Although insurgency between the Russian government and the Chechen militants ended in 2017, elimination of militants continued afterwards.

===Outside Russia===

The conflict between Chechens and Russians is also seen outside the Russian border. During the Syrian Civil War, Chechen fighters that remain loyal to the collapsed Chechen Republic of Ichkeria and radical Chechen Islamists had also fought against Russian Army and its ally Bashar al-Assad in Syria, with desire to overthrow the Assad Government and replace it by a more Chechen-sympathized government.

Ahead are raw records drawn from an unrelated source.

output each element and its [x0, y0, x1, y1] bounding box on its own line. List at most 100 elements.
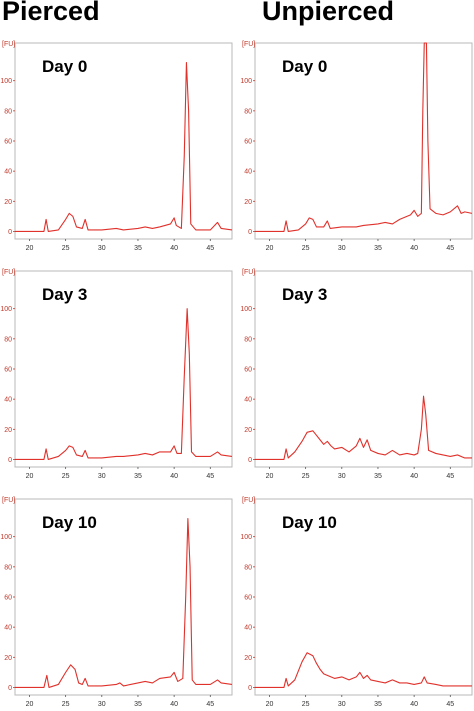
x-tick-label: 40 [170, 701, 178, 708]
day-label: Day 3 [282, 285, 327, 304]
electropherogram-trace [255, 652, 472, 689]
y-axis-label: [FU] [242, 41, 255, 48]
day-label: Day 0 [42, 57, 87, 76]
chart-panel-unpierced-day10: [FU] 0 20 40 60 80 100 20 25 30 35 40 45 Day 10 [240, 492, 473, 710]
y-tick-label: 60 [4, 139, 12, 146]
chart-svg: [FU] 0 20 40 60 80 100 20 25 30 35 40 45 Day 3 [240, 269, 473, 480]
y-tick-label: 0 [248, 457, 252, 464]
y-axis-label: [FU] [242, 497, 255, 504]
y-tick-label: 20 [244, 199, 252, 206]
x-tick-label: 45 [446, 473, 454, 480]
chart-panel-pierced-day0: [FU] 0 20 40 60 80 100 20 25 30 35 40 45 Day 0 [0, 36, 233, 254]
x-tick-label: 20 [26, 245, 34, 252]
y-tick-label: 60 [244, 595, 252, 602]
y-tick-label: 80 [244, 336, 252, 343]
electropherogram-trace [15, 62, 233, 233]
y-tick-label: 0 [8, 457, 12, 464]
plot-frame [254, 498, 473, 696]
chart-panel-unpierced-day0: [FU] 0 20 40 60 80 100 20 25 30 35 40 45 Day 0 [240, 36, 473, 254]
y-tick-label: 100 [0, 534, 12, 541]
plot-frame [254, 270, 473, 468]
y-tick-label: 100 [240, 306, 252, 313]
x-tick-label: 25 [62, 473, 70, 480]
chart-svg: [FU] 0 20 40 60 80 100 20 25 30 35 40 45 Day 0 [0, 41, 233, 252]
y-tick-label: 60 [244, 139, 252, 146]
day-label: Day 0 [282, 57, 327, 76]
chart-svg: [FU] 0 20 40 60 80 100 20 25 30 35 40 45 Day 0 [240, 41, 473, 252]
chart-panel-pierced-day10: [FU] 0 20 40 60 80 100 20 25 30 35 40 45 Day 10 [0, 492, 233, 710]
chart-svg: [FU] 0 20 40 60 80 100 20 25 30 35 40 45 Day 3 [0, 269, 233, 480]
y-tick-label: 0 [248, 685, 252, 692]
y-tick-label: 80 [244, 564, 252, 571]
x-tick-label: 20 [26, 701, 34, 708]
chart-svg: [FU] 0 20 40 60 80 100 20 25 30 35 40 45 Day 10 [0, 497, 233, 708]
x-tick-label: 40 [170, 473, 178, 480]
x-tick-label: 35 [374, 473, 382, 480]
y-tick-label: 60 [244, 367, 252, 374]
y-tick-label: 20 [4, 655, 12, 662]
x-tick-label: 30 [98, 245, 106, 252]
electropherogram-trace [255, 42, 473, 233]
x-tick-label: 20 [266, 701, 274, 708]
y-axis-label: [FU] [2, 269, 15, 276]
x-tick-label: 40 [410, 701, 418, 708]
column-title-pierced: Pierced [2, 0, 100, 26]
x-tick-label: 40 [170, 245, 178, 252]
x-tick-label: 25 [302, 473, 310, 480]
y-tick-label: 40 [4, 625, 12, 632]
x-tick-label: 45 [446, 701, 454, 708]
chart-svg: [FU] 0 20 40 60 80 100 20 25 30 35 40 45 Day 10 [240, 497, 473, 708]
x-tick-label: 30 [98, 473, 106, 480]
y-axis-label: [FU] [2, 497, 15, 504]
day-label: Day 10 [42, 513, 97, 532]
y-tick-label: 0 [8, 229, 12, 236]
x-tick-label: 25 [62, 701, 70, 708]
y-axis-label: [FU] [2, 41, 15, 48]
y-tick-label: 0 [8, 685, 12, 692]
x-tick-label: 35 [134, 701, 142, 708]
day-label: Day 3 [42, 285, 87, 304]
x-tick-label: 40 [410, 473, 418, 480]
x-tick-label: 35 [134, 245, 142, 252]
x-tick-label: 30 [338, 245, 346, 252]
y-axis-label: [FU] [242, 269, 255, 276]
y-tick-label: 20 [244, 427, 252, 434]
x-tick-label: 35 [374, 701, 382, 708]
y-tick-label: 60 [4, 595, 12, 602]
y-tick-label: 40 [4, 169, 12, 176]
electropherogram-trace [15, 308, 233, 461]
y-tick-label: 20 [244, 655, 252, 662]
x-tick-label: 35 [374, 245, 382, 252]
y-tick-label: 60 [4, 367, 12, 374]
y-tick-label: 40 [244, 169, 252, 176]
chart-panel-pierced-day3: [FU] 0 20 40 60 80 100 20 25 30 35 40 45 Day 3 [0, 264, 233, 482]
column-title-unpierced: Unpierced [262, 0, 395, 26]
y-tick-label: 80 [4, 336, 12, 343]
y-tick-label: 40 [244, 397, 252, 404]
electropherogram-trace [15, 518, 233, 689]
y-tick-label: 40 [4, 397, 12, 404]
x-tick-label: 30 [338, 473, 346, 480]
day-label: Day 10 [282, 513, 337, 532]
y-tick-label: 100 [0, 78, 12, 85]
y-tick-label: 100 [0, 306, 12, 313]
x-tick-label: 35 [134, 473, 142, 480]
x-tick-label: 25 [302, 701, 310, 708]
plot-frame [254, 42, 473, 240]
x-tick-label: 20 [26, 473, 34, 480]
y-tick-label: 80 [4, 108, 12, 115]
plot-frame [14, 498, 233, 696]
electropherogram-trace [255, 395, 472, 461]
x-tick-label: 45 [446, 245, 454, 252]
x-tick-label: 20 [266, 245, 274, 252]
y-tick-label: 80 [4, 564, 12, 571]
y-tick-label: 100 [240, 534, 252, 541]
chart-panel-unpierced-day3: [FU] 0 20 40 60 80 100 20 25 30 35 40 45 Day 3 [240, 264, 473, 482]
y-tick-label: 0 [248, 229, 252, 236]
x-tick-label: 45 [206, 245, 214, 252]
x-tick-label: 25 [62, 245, 70, 252]
y-tick-label: 80 [244, 108, 252, 115]
x-tick-label: 20 [266, 473, 274, 480]
y-tick-label: 20 [4, 427, 12, 434]
x-tick-label: 45 [206, 473, 214, 480]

In 2014, many anti-Russian Chechens volunteered to fight in the war in Donbas against Russia and the Russian separatist forces in Donbas as part of the Ukrainian volunteer battalions, forming the Sheikh Mansur and Dzhokhar Dudayev Battalions. The pro-Ukrainian Chechens see the Russo-Ukrainian War as a contribution to the larger anti-Russian struggle. While Chechen forces under Kadyrov have been present both during the annexation of Crimea by the Russian Federation and the subsequent War in Donbas.

On 23 August 2019, Zelimkhan Khangoshvili, a former military platoon commander for the Chechen Republic of Ichkeria during the Second Chechen War, was assassinated in a Berlin park, by a Russian FSB agent who was subsequently sentenced to life imprisonment by a German court.

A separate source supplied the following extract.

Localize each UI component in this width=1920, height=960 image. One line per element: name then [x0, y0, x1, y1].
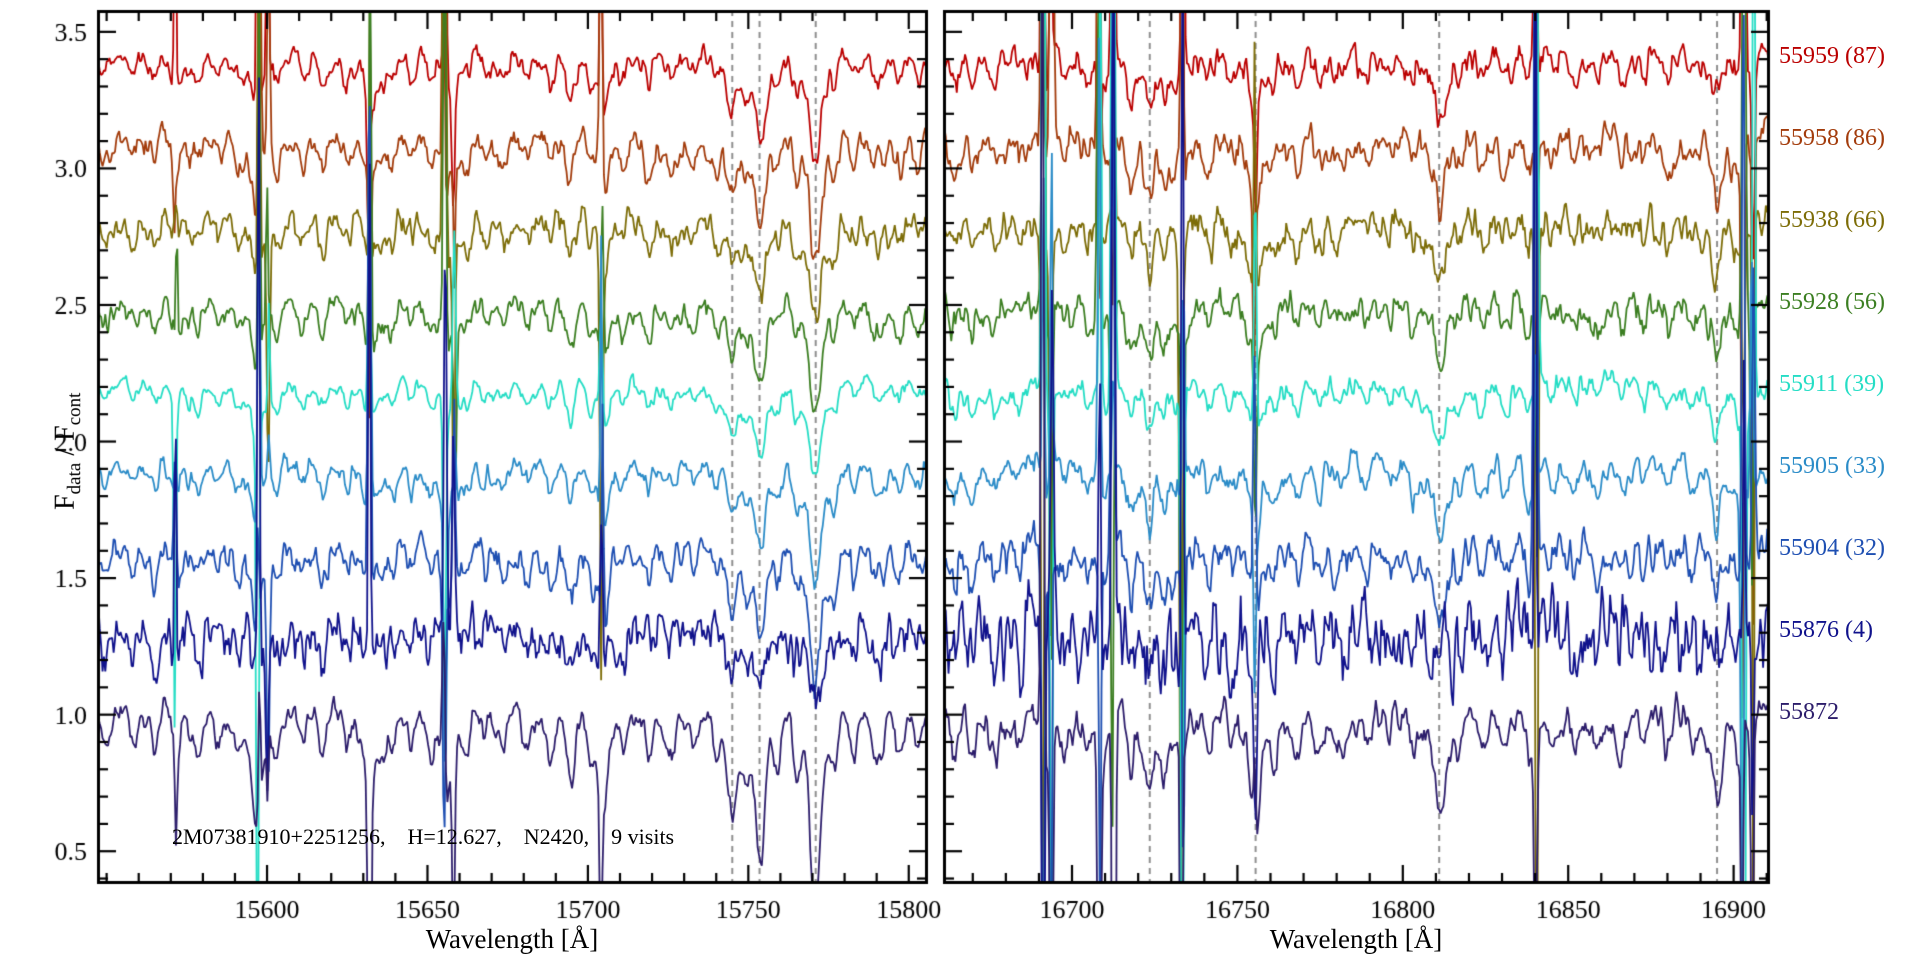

Chechnya had significant involvement with the 2022 Russian invasion of Ukraine, pro-Russian Kadyrovites from Chechnya were deployed in Ukraine as a boost to the Russian forces. Western sources described the deployment of Chechen Kadyrovites as "leveraging the very presence of Chechen soldiers in Ukraine as a psychological weapon against Ukrainians". While the Ukrainian Chechen volunteer battalions resumed their fight against the Russian forces.

==Casualties==

The exact number of Chechen casualties of this conflict are difficult to ascertain due to lack of records and the long time period of the clashes. One source indicates that at least 60,000 Chechens were killed in the First and Second Chechen War in the 1990s and 2000s alone. High estimates of these two wars range of up to 150,000 or 160,000 killed, as put by Taus Djabrailov, the head of Chechnya's interim Parliament.

According to the Russian Ministry of Ethnic Affairs, more than 21,000 Russians were killed in Chechnya from 1991 to 1999 (not counting those killed in military operations).